NOAA Report Finds US Fish Catches at a 17-Year High

The National Oceanic and Atmospheric Administration (NOAA), recently released its 2011 Fisheries of the United States Report which found that commercial and recreational fish catches were at their highest levels since 1994. 

NOAA's National Marine Fisheries Service is the lead federal agency responsible for the stewardship of the nation's offshore living marine resources and their habitat, and the report is compiled by the agency with significant assistance from coastal states and Regional Fishery Information Networks. A September 19th press release from NOAA on the report stated that U.S. commercial fishermen landed 10.1 billion pounds of fish and shellfish in 2011, valued at $5.3 billion, an increase over 2010 of 1.9 billion pounds and more than $784 million. In addition, over 10 million recreational saltwater anglers in the U.S. took an estimated 69 million marine fishing trips in 2011 and caught 345 million fish, releasing nearly 60 percent of them alive (with spotted sea trout remaining as the top catch). One of the attributable factors for the improving catch numbers was the Gulf of Mexico region, which improved dramatically following the environmental damage and shortened 2010 season due to the Deepwater Horizon incident. 

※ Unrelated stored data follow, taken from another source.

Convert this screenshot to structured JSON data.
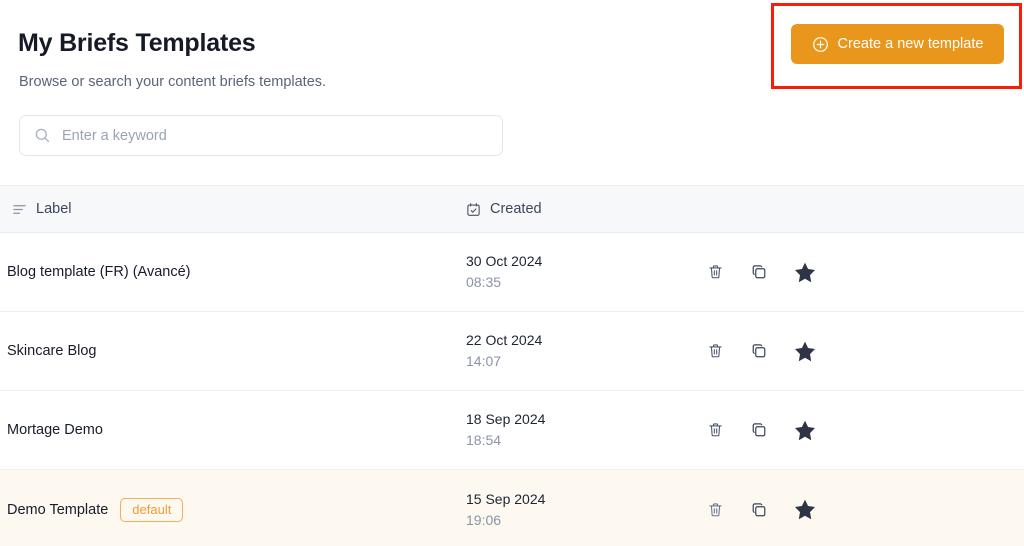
{
  "header": {
    "title": "My Briefs Templates",
    "subtitle": "Browse or search your content briefs templates.",
    "create_button": {
      "label": "Create a new template",
      "icon": "plus-circle-icon",
      "color": "#e8971c"
    },
    "annotation": {
      "color": "#fb1b0a"
    }
  },
  "search": {
    "placeholder": "Enter a keyword",
    "value": "",
    "icon": "search-icon"
  },
  "table": {
    "columns": [
      {
        "key": "label",
        "label": "Label",
        "icon": "list-lines-icon"
      },
      {
        "key": "created",
        "label": "Created",
        "icon": "calendar-check-icon"
      }
    ],
    "row_actions": [
      {
        "name": "delete",
        "icon": "trash-icon"
      },
      {
        "name": "duplicate",
        "icon": "copy-icon"
      },
      {
        "name": "favorite",
        "icon": "star-filled-icon"
      }
    ],
    "rows": [
      {
        "label": "Blog template (FR) (Avancé)",
        "badge": null,
        "date": "30 Oct 2024",
        "time": "08:35",
        "is_default": false
      },
      {
        "label": "Skincare Blog",
        "badge": null,
        "date": "22 Oct 2024",
        "time": "14:07",
        "is_default": false
      },
      {
        "label": "Mortage Demo",
        "badge": null,
        "date": "18 Sep 2024",
        "time": "18:54",
        "is_default": false
      },
      {
        "label": "Demo Template",
        "badge": "default",
        "date": "15 Sep 2024",
        "time": "19:06",
        "is_default": true
      }
    ]
  },
  "colors": {
    "accent_orange": "#e8971c",
    "badge_orange": "#ef9d38",
    "annotation_red": "#fb1b0a",
    "default_row_bg": "#fdf8f0",
    "header_bg": "#f7f8fa"
  }
}
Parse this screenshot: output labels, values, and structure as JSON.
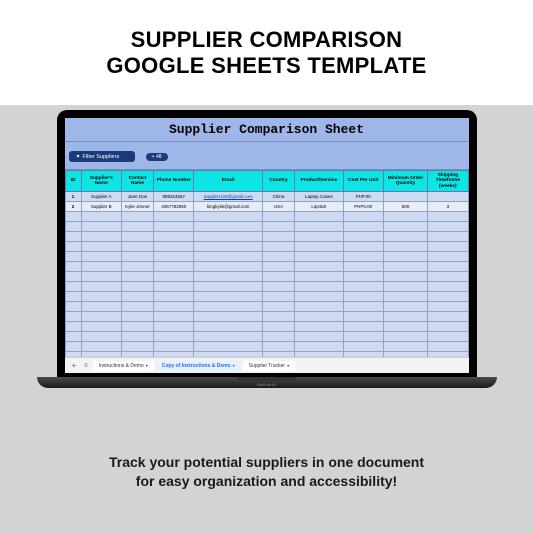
{
  "heading_line1": "SUPPLIER COMPARISON",
  "heading_line2": "GOOGLE SHEETS TEMPLATE",
  "sheet_title": "Supplier Comparison Sheet",
  "filter_label": "Filter Suppliers",
  "add_label": "+ 48",
  "columns": {
    "id": "ID",
    "name": "Supplier's Name",
    "contact": "Contact Name",
    "phone": "Phone Number",
    "email": "Email",
    "country": "Country",
    "product": "Product/Service",
    "cost": "Cost Per Unit",
    "moq": "Minimum Order Quantity",
    "ship": "Shipping Timeframe (weeks)"
  },
  "rows": [
    {
      "id": "1",
      "name": "Supplier A",
      "contact": "Jane Doe",
      "phone": "989324567",
      "email": "Supplier129@gmail.com",
      "country": "China",
      "product": "Laptop Cases",
      "cost": "PHP.00",
      "moq": "",
      "ship": ""
    },
    {
      "id": "2",
      "name": "Supplier B",
      "contact": "Kylie Jenner",
      "phone": "4057782980",
      "email": "kingkylie@gmail.com",
      "country": "USA",
      "product": "Lipstick",
      "cost": "PHP0.00",
      "moq": "500",
      "ship": "3"
    }
  ],
  "tabs": {
    "plus": "+",
    "t1": "Instructions & Demo",
    "t2": "Copy of Instructions & Demo",
    "t3": "Supplier Tracker"
  },
  "device": "MacBook Air",
  "tagline_1": "Track your potential suppliers in one document",
  "tagline_2": "for easy organization and accessibility!"
}
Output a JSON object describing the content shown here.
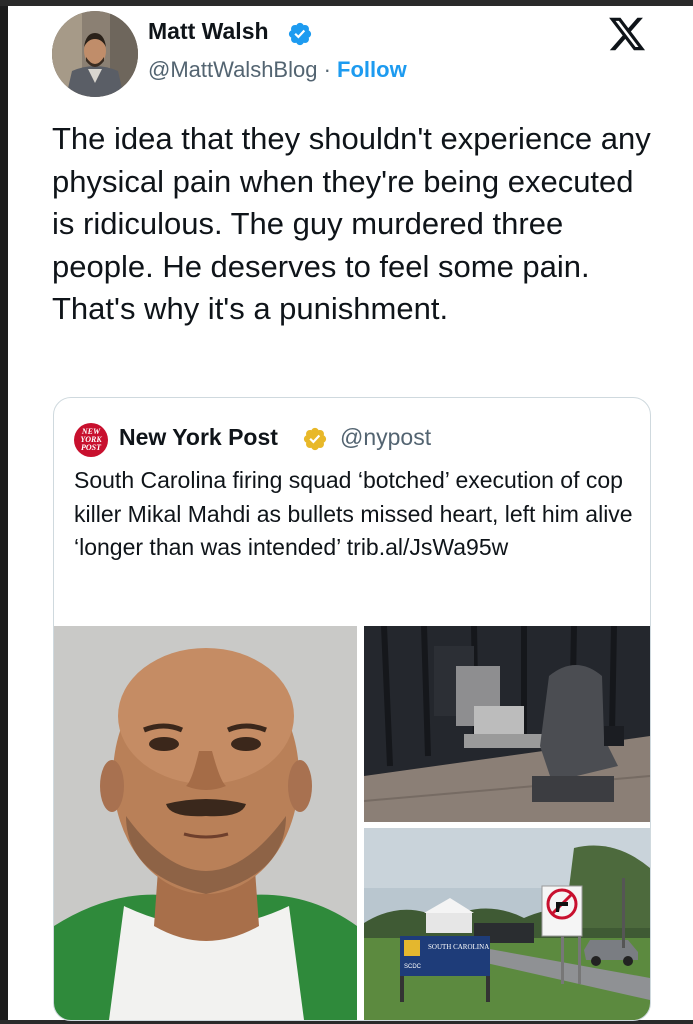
{
  "author": {
    "name": "Matt Walsh",
    "handle": "@MattWalshBlog",
    "separator": "·",
    "follow_label": "Follow"
  },
  "post": {
    "text": "The idea that they shouldn't experience any physical pain when they're being executed is ridiculous. The guy murdered three people. He deserves to feel some pain. That's why it's a punishment."
  },
  "quoted": {
    "name": "New York Post",
    "handle": "@nypost",
    "logo_text": "NEW YORK POST",
    "text": "South Carolina firing squad ‘botched’ execution of cop killer Mikal Mahdi as bullets missed heart, left him alive ‘longer than was intended’ trib.al/JsWa95w"
  },
  "sign": {
    "line1": "SOUTH CAROLINA",
    "scdc": "SCDC"
  },
  "colors": {
    "accent": "#1d9bf0",
    "verified_gold": "#e8b829",
    "nyp_red": "#c8102e"
  },
  "icons": {
    "brand": "x-logo-icon",
    "verified": "verified-badge-icon",
    "org_verified": "gold-verified-badge-icon"
  }
}
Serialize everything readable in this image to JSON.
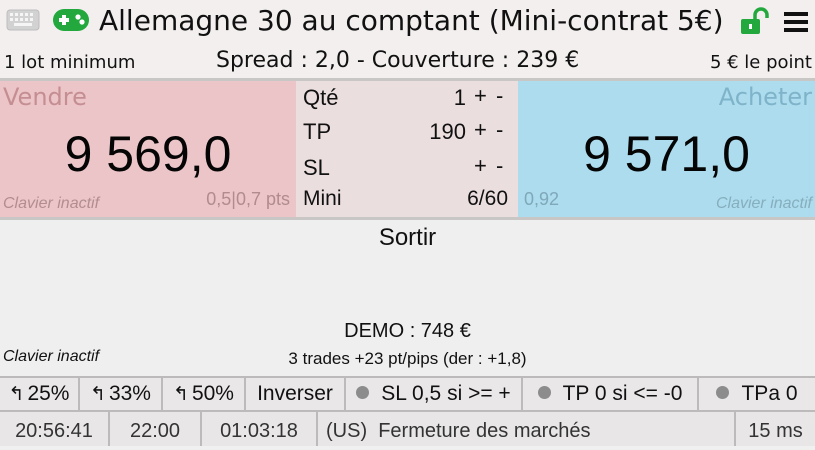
{
  "title": "Allemagne 30 au comptant (Mini-contrat 5€)",
  "icons": {
    "keyboard": "keyboard-icon",
    "gamepad": "gamepad-icon",
    "lock": "unlocked-padlock-icon",
    "menu": "hamburger-menu-icon"
  },
  "colors": {
    "gamepad": "#22a83c",
    "lock": "#22a83c",
    "sell_bg": "#ecc5c8",
    "buy_bg": "#acdced",
    "mid_bg": "#ebdedf"
  },
  "info": {
    "min_lot": "1 lot minimum",
    "spread_cover": "Spread : 2,0 - Couverture : 239 €",
    "per_point": "5 € le point"
  },
  "sell": {
    "label": "Vendre",
    "price": "9 569,0",
    "keyboard_status": "Clavier inactif",
    "spread_pts": "0,5|0,7 pts"
  },
  "order": {
    "qty_label": "Qté",
    "qty_value": "1",
    "tp_label": "TP",
    "tp_value": "190",
    "sl_label": "SL",
    "sl_value": "",
    "mini_label": "Mini",
    "mini_value": "6/60",
    "plus": "+",
    "minus": "-"
  },
  "buy": {
    "label": "Acheter",
    "price": "9 571,0",
    "keyboard_status": "Clavier inactif",
    "spread_value": "0,92"
  },
  "exit": {
    "label": "Sortir",
    "demo": "DEMO : 748 €",
    "trades": "3 trades +23 pt/pips (der : +1,8)",
    "keyboard_status": "Clavier inactif"
  },
  "actions": {
    "pct25": "25%",
    "pct33": "33%",
    "pct50": "50%",
    "invert": "Inverser",
    "sl_rule": "SL 0,5 si >= +",
    "tp_rule": "TP 0 si <= -0",
    "tpa": "TPa 0"
  },
  "status": {
    "time": "20:56:41",
    "close_time": "22:00",
    "countdown": "01:03:18",
    "market_msg": "(US)  Fermeture des marchés",
    "latency": "15 ms"
  }
}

According to the report, Alaska led all states in volume with "landings" (fish catches) of 5.4 billion pounds; followed by Louisiana, 1.5 billion pounds; California, 515.6 million pounds; Virginia, 493.4 million pounds; and Washington, 487.8 million pounds. Alaska led all states in value of landings with $1.9 billion; followed by Massachusetts, $570.7 million; Maine, $426.5 million; Louisiana, $339.3 million; and Washington $319.8 million.